Comparison with TodoWrite and Migration Points
The switch to Task tools is enabled by default in TypeScript Agent SDK 0.3.142 / Claude Code v2.1.142. If you need the legacy TodoWrite behavior, you can revert with CLAUDE_CODE_ENABLE_TASKS=0.
| Aspect | TodoWrite (old) | Task tools (new) |
|---|---|---|
| Creation | Batch-rewrite the full list as an array | One at a time with TaskCreate |
| Updates | Overwrite the full list | Individual patch with TaskUpdate(taskId, ...) |
| State retrieval | Access all todos directly from return value | TaskList / TaskGet |
| task_id | Does not exist | Must be retrieved and managed from tool_result |
| SDK monitoring | Watch for block.name === "TodoWrite" |
Watch for TaskCreate / TaskUpdate |
| Status values | pending / in_progress / completed | Same + deleted added |
Detailed migration steps in Python are covered in "Claude Agent SDK Python | TodoWrite Deprecation and Migration to Task Tools."
Common Practical Patterns
Large-Scale Refactoring
For refactoring spanning multiple files, Claude Code automatically creates per-file tasks and tracks progress with in_progress → completed.

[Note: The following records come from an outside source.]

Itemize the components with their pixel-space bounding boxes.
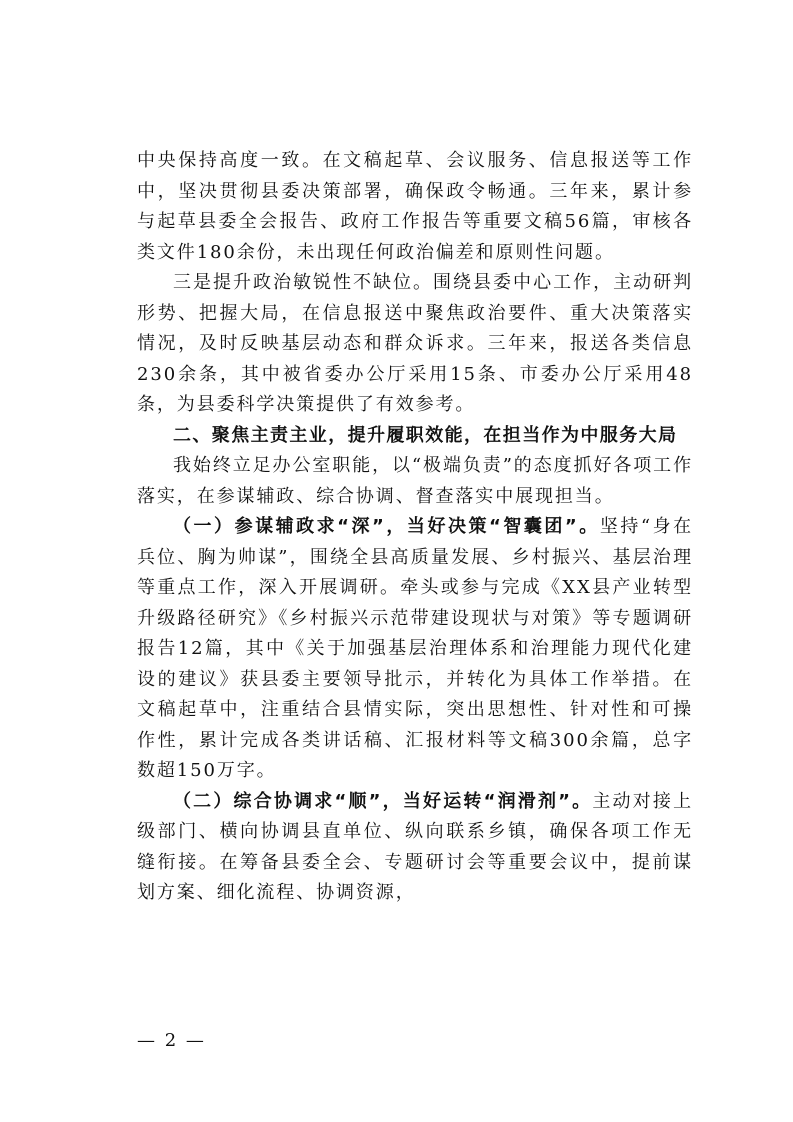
paragraph-5-body: 主动对接上级部门、横向协调县直单位、纵向联系乡镇，确保各项工作无缝衔接。在筹备县委全会、专题研讨会等重要会议中，提前谋划方案、细化流程、协调资源， (137, 790, 693, 903)
body-text (137, 146, 693, 909)
paragraph-5 (137, 787, 693, 909)
paragraph-3: 我始终立足办公室职能，以“极端负责”的态度抓好各项工作落实，在参谋辅政、综合协调、督查落实中展现担当。 (137, 455, 693, 507)
paragraph-1: 中央保持高度一致。在文稿起草、会议服务、信息报送等工作中，坚决贯彻县委决策部署，确保政令畅通。三年来，累计参与起草县委全会报告、政府工作报告等重要文稿56篇，审核各类文件180余份，未出现任何政治偏差和原则性问题。 (137, 150, 693, 263)
section-heading: 二、聚焦主责主业，提升履职效能，在担当作为中服务大局 (173, 424, 678, 446)
subheading-2: （二）综合协调求“顺”，当好运转“润滑剂”。 (173, 790, 593, 812)
paragraph-4-body: 坚持“身在兵位、胸为帅谋”，围绕全县高质量发展、乡村振兴、基层治理等重点工作，深入开展调研。牵头或参与完成《XX县产业转型升级路径研究》《乡村振兴示范带建设现状与对策》等专题调研报告12篇，其中《关于加强基层治理体系和治理能力现代化建设的建议》获县委主要领导批示，并转化为具体工作举措。在文稿起草中，注重结合县情实际，突出思想性、针对性和可操作性，累计完成各类讲话稿、汇报材料等文稿300余篇，总字数超150万字。 (137, 516, 694, 781)
paragraph-4 (137, 512, 693, 787)
subheading-1: （一）参谋辅政求“深”，当好决策“智囊团”。 (173, 516, 600, 537)
page-number: — 2 — (137, 1030, 206, 1051)
paragraph-2: 三是提升政治敏锐性不缺位。围绕县委中心工作，主动研判形势、把握大局，在信息报送中聚焦政治要件、重大决策落实情况，及时反映基层动态和群众诉求。三年来，报送各类信息230余条，其中被省委办公厅采用15条、市委办公厅采用48条，为县委科学决策提供了有效参考。 (137, 272, 693, 415)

Even if the session is interrupted mid-way, you can resume by checking remaining tasks with TaskList.
Integration into CI/CD Pipelines
With GitHub Actions integration, automated code reviews are run per PR and each checklist item is tracked as a Task. Security, performance, and test coverage are reviewed in parallel, and the review results are posted as comments on the PR.
Parallel Debugging via Competing Hypotheses
When the root cause of a bug is unknown, this approach involves forming multiple hypotheses and investigating each independently in separate sessions. Using Agent Teams' shared task list, each session claims its assigned hypothesis and verifies it independently. Parallel hypothesis testing helps mitigate confirmation bias that tends to arise when investigating with a single session.